December News

Winter is here and net and seining harvests are about to begin, they are well under way in Sámi areas further North.

After the workshop and release of the new Jokkmokk Sámi book in Sweden, Snowchange Co-op has been busy working in preparation for 2014. The Ponoi and Neiden reports are being prepared for an online release in early 2014 and preparations for the international Workshops in Sevettijärvi and Lovozero in March 2014 are underway. In late October Snowchange hosted the Chief of the Yukaghir Council of Elders, mr. Vyacheslav Shadrin in Selkie, North Karelia with extensive talks for the work in Kolyma for 2014. In early December Alaskan researcher Henry Huntington arrived for talks in Selkie. Participation in the International Workshop ”Symposium on the Use of Indigenous and Local Knowledge to Monitor and Manage Natural Resources” took place in Copenhagen, Denmark in early December with various Arctic stakeholders, including Inuit Circumpolar Council, Greenlandic organisations, Russian Indigenous delegates and Norwegian Sámi. Work for the Arctic Resilience Report traditional knowledge proceeds with a busy Autumn behind us and new plans for the 2014 being made in the frame of “arctic resilience.”

Domestically, In November 2013 the Vaara-Karjalan kulttuuriperintöhanke – Cultural Heritage of (Vaara) Karelia exhibit and booklet have been launched and are currently touring the communities of Koli, Jakokoski and Kontiolahti. The poster exhibit has received positive reviews in media and will open in Joensuu and municipal center in 2014. Three rotating exhibits have been created. They are accessible online currently at www.tormunet.fi/vaarat

Work in the Jukajoki watershed in North Karelia proceeds well. The river restorative sites have been reviewed in the Autumn 2013, and at least two academic master thesises are under way regarding the river. The Linnunsuo wetland unit is the first one to be co-managed by the authorities, VAPO company and the villages. A new academic paper was released 11th December 2013 – “Oral histories as a baseline of landscape restoration – co-management and watershed knowledge in Jukajoki river”

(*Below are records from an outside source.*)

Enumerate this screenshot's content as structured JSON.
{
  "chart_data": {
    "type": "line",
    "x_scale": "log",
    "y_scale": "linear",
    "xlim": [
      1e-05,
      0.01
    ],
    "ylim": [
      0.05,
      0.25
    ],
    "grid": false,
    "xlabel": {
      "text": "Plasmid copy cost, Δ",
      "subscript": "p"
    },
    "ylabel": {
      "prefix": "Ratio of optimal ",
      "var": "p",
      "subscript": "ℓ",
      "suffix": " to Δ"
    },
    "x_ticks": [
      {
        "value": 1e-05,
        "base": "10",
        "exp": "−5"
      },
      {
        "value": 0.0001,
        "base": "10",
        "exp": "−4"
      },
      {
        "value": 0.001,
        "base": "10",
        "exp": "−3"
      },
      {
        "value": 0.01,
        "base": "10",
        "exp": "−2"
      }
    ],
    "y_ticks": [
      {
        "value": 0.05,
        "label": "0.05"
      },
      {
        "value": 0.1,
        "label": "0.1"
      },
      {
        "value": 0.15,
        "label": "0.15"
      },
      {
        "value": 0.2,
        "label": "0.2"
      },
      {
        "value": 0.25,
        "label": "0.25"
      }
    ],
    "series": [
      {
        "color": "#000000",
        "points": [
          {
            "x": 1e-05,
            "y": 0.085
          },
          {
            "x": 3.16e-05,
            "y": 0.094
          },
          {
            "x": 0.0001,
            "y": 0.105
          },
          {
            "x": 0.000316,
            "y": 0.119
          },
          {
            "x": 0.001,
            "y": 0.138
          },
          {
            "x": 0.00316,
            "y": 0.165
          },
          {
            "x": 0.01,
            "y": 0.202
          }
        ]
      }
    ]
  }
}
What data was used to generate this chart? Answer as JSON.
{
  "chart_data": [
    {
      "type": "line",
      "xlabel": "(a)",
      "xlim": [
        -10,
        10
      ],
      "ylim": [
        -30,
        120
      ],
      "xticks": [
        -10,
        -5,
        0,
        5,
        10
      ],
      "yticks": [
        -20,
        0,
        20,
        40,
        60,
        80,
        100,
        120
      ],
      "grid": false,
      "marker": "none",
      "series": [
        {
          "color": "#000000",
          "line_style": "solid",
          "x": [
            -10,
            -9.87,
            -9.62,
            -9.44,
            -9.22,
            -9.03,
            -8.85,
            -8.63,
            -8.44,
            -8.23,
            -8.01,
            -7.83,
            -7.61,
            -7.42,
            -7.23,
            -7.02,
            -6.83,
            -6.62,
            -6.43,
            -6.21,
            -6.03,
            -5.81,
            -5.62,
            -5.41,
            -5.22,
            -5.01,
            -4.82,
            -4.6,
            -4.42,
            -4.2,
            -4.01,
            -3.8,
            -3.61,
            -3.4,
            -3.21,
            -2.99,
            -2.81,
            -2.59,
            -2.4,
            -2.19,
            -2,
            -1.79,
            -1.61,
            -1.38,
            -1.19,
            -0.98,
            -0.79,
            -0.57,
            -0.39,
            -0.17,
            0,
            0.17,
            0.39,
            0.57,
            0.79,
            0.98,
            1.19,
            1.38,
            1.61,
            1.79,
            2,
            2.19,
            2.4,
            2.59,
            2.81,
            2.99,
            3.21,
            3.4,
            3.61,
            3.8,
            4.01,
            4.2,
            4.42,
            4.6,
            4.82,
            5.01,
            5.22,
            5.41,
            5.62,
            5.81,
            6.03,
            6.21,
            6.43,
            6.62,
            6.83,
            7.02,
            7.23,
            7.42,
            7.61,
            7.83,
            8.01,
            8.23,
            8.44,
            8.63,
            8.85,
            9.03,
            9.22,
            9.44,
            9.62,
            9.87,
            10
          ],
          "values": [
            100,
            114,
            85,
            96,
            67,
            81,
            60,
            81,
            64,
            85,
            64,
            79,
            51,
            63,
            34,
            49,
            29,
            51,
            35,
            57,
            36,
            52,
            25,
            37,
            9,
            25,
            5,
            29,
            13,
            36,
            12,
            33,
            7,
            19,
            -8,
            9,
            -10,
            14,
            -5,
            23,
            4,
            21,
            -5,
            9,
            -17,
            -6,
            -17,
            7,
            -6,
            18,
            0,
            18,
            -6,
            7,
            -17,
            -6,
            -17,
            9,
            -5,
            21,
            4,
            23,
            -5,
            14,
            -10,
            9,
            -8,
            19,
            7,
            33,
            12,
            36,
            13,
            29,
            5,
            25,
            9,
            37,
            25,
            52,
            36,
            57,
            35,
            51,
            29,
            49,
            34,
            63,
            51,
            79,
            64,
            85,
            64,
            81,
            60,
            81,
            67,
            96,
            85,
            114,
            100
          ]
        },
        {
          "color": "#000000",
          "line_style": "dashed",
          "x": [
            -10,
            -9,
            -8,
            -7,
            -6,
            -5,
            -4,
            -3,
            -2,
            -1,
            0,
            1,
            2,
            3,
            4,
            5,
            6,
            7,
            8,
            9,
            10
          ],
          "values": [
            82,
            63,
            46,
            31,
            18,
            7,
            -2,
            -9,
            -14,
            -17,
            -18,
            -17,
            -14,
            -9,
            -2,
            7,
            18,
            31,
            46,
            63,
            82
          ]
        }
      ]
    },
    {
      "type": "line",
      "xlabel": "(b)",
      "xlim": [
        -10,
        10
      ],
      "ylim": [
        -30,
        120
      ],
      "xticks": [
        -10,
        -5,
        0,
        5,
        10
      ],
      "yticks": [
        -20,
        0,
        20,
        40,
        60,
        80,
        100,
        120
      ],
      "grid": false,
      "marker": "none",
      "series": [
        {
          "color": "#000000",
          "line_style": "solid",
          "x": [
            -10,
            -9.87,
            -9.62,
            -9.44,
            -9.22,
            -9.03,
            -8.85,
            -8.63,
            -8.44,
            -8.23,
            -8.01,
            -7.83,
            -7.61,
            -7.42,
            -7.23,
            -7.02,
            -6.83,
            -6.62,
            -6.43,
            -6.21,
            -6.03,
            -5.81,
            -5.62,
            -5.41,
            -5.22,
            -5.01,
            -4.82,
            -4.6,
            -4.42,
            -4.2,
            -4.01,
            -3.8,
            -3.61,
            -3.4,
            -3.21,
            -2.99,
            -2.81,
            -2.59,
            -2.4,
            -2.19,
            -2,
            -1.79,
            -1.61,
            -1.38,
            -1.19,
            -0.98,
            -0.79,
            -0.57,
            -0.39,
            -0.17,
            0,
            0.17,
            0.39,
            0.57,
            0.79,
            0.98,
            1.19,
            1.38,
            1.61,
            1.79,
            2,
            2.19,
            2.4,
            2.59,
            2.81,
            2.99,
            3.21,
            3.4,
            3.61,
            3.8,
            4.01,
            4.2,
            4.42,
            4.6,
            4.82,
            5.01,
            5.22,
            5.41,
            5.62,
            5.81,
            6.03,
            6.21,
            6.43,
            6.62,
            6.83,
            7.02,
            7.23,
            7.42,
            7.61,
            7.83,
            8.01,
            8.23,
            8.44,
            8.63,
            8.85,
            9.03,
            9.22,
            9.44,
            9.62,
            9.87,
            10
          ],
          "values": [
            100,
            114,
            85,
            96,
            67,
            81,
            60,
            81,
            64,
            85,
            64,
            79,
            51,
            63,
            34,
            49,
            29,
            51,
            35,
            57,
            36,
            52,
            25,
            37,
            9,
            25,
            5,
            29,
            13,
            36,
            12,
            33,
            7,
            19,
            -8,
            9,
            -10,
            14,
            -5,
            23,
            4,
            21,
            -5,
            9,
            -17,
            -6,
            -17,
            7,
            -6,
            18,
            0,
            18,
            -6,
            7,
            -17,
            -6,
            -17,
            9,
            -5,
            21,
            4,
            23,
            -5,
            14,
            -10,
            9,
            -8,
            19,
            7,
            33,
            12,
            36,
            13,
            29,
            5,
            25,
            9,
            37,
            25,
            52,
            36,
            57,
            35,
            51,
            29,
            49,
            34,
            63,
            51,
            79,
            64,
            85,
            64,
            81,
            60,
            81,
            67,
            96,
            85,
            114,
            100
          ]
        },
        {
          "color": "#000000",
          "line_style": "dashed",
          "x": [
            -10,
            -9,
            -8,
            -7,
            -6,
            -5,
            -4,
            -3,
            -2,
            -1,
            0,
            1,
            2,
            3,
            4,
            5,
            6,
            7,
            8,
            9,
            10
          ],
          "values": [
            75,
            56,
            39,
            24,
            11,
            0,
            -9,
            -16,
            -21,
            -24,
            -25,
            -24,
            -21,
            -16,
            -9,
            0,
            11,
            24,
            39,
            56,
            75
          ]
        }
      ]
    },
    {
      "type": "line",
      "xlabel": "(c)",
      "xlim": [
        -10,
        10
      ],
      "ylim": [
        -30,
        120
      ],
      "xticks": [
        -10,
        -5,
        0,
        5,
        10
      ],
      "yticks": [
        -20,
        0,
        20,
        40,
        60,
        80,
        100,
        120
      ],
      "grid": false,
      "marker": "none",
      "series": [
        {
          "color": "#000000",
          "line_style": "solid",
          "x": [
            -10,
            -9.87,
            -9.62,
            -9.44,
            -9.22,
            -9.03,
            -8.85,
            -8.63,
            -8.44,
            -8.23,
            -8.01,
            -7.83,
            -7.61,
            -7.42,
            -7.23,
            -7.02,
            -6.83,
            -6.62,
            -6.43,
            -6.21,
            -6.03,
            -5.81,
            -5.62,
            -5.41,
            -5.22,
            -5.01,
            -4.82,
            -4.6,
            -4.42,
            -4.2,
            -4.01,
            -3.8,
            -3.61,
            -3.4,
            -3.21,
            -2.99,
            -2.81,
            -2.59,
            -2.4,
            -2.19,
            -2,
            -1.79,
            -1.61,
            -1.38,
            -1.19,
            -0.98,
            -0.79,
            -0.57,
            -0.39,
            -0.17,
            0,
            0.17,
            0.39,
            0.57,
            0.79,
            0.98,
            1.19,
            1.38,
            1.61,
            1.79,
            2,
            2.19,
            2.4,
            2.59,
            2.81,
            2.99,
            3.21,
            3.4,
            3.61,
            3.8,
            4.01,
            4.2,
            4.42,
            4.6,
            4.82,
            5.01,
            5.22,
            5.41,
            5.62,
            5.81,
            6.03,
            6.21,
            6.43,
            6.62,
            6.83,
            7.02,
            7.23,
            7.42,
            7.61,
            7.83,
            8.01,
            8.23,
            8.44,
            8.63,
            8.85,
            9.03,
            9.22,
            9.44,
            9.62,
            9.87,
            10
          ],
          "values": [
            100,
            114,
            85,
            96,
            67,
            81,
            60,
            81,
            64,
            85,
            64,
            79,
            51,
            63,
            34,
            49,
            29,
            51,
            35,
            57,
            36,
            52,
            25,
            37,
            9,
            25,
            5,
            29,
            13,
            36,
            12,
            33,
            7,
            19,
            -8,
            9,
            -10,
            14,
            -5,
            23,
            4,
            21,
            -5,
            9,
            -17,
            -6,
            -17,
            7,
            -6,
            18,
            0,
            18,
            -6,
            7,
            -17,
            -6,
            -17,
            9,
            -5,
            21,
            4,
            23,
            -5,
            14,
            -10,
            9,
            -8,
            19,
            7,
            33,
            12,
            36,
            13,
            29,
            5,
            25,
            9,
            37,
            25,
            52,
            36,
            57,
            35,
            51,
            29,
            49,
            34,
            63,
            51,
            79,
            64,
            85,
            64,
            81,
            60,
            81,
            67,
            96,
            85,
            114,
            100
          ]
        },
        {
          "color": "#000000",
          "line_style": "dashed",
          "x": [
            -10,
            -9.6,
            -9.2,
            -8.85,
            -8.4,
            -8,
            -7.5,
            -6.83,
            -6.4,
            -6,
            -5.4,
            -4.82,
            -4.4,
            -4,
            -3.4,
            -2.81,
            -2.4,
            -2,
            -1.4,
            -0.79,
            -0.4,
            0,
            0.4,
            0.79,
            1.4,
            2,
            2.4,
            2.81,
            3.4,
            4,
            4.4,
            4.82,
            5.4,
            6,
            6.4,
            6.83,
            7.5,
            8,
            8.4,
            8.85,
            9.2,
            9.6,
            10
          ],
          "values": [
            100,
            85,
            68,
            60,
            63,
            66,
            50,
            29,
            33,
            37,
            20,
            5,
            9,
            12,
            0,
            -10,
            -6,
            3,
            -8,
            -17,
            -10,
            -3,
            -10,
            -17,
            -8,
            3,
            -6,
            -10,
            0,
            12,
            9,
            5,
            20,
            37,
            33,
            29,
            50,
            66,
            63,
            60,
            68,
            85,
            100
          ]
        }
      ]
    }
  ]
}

This article explores local oral histories and selected communal written texts and their role in the severely damaged watershed of Jukajoki [and adjacent lake Jukajärvi watershed] located in Kontiolahti and Joensuu municipalities, North Karelia, Finland. All in all 35 narratives were collected 2010-2012. Four narratives have been presented in this paper as an example of the materials. Empirical materials have been analysed by using a framework of both Integrated Ecosystem Management and co-management. Three readings of the river Jukajoki and the adjacent watershed emerged from the materials – Sámi times, Savo-Karelian times and times of damages, or the industrial age of the river. Local knowledge, including optic histories, provided information about pre-industrial fisheries, fish ecology and behaviour and bird habitats. Lastly, special oral histories of keepers of the local tradition provided narratives which are consistent with inquiries from other parts of Finland, non-Euclidian readings of time and space and hint at what the Indigenous scholars have proposed as an intimate interconnection between nature and human societies extending beyond notions of social-ecological systems. Empirical oral histories also conceptualize collaborative governance with a formal role of local ecological knowledge as a future management option for the Jukajoki watershed. Watershed restoration and associated baseline information benefits greatly from the oral histories recorded with people who still remember pre-industrial and pre-war ecosystems and their qualities.  It is available here: http://ojs.tsv.fi/index.php/fennia/article/view/7637

Lastly the spin-off restoration project in lake Kuivasjärvi watershed in Pirkanmaa, Finland proceeds with funds in place and local knowledge interviews underway. Photographic materials from 1940s onwards provide powerful optic histories and sites of change, and major water measurements and restoration targets are expected to begin early January 2014.

With that, Seasons greetings from Snowchange – see you in 2014!